Por: Edson Athayde, CEO & diretor criativo da FCB Lisboa

Cito Oscar Wilde: “Tudo no mundo é sobre sexo. Exceto o sexo. Sexo é sobre poder”.
Parafraseio: Tudo no mundo é sobre narrativas. Exceto as narrativas. Ter as narrativas sobre controle é a base de todas as formas de poder.
Somos moldados pelo que cremos. Somos comandados pelos ouvidos. Se estamos à beira do precipício e o líder diz que precisamos ir em frente, vamos. Se não formos é porque o líder não é o líder.
Fico surpreso sempre que descubro que o que escrevi nos parágrafos acima não é considerado por todos do mais absoluto senso comum. Não é.
O mundo corporativo ainda lida mal com a atual “sociedade da conversação”.
No topo da pirâmide empresarial é comum encontrar quem ainda imagina que a base vai acreditar e respeitar tudo o que disser. Não vai.
Se antes, um memorando do presidente da companhia tinha o peso de uma tábua dos dez mandamentos, hoje não vale o papel onde está impresso (literalmente, já vi uma comunicação interna de uma empresa ser ridicularizada pelos funcionários justamente por ser posta a circular em papel, algo considerado anacrónico e pouco ecológico).
Na sociedade da conversação todos ralham e ninguém tem razão.
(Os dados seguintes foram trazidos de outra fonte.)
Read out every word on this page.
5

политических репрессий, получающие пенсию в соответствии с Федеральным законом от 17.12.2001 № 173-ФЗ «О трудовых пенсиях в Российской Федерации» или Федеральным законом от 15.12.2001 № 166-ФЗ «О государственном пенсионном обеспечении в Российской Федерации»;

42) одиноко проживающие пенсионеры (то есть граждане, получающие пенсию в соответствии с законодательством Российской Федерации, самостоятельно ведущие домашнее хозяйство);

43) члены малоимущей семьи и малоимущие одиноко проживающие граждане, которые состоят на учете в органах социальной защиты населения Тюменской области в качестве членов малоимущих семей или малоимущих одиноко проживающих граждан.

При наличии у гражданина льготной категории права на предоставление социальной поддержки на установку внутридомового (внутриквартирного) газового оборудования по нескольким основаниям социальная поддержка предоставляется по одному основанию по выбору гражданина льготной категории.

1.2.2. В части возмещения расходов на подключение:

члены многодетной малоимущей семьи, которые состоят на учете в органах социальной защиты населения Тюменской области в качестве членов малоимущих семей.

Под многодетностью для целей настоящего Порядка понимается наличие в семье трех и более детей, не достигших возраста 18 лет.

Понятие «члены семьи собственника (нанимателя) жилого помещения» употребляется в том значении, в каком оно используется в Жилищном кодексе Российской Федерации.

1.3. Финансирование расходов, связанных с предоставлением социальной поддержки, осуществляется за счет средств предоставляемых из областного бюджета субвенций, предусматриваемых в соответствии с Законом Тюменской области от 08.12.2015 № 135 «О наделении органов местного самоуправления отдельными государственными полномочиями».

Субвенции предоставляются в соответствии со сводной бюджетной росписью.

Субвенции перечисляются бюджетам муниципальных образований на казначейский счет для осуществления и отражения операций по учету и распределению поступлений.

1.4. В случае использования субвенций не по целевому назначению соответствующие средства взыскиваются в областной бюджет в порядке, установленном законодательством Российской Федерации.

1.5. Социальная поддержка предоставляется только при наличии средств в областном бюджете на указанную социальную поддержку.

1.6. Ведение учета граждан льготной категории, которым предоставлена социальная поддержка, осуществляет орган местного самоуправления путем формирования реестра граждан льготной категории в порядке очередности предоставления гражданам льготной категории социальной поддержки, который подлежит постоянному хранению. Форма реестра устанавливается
Tudo é questionado, comentado, desconstruído. E o pior: a liderança das narrativas não respeita organigramas.
A visão do estafeta pode sobrepor-se à do CEO. A senhora do café pode ser a pitonisa do departamento financeiro. O estagiário pode ter mais tempo de antena no 5.º andar do que o chefe dos Recursos Humanos.
Esqueça a dicotomia “líder carismático x chefe ditador”. Isso é coisa da década de 80 do século passado. A questão hoje é se o líder tem ou não capacidade de captar a atenção e angariar a aceitação para as suas narrativas.
Se a resposta for sim, parabéns, siga para bingo. Já se a resposta for não…
Ou como diria o meu Tio Olavo: “Liderança é retórica, o resto é conversa”.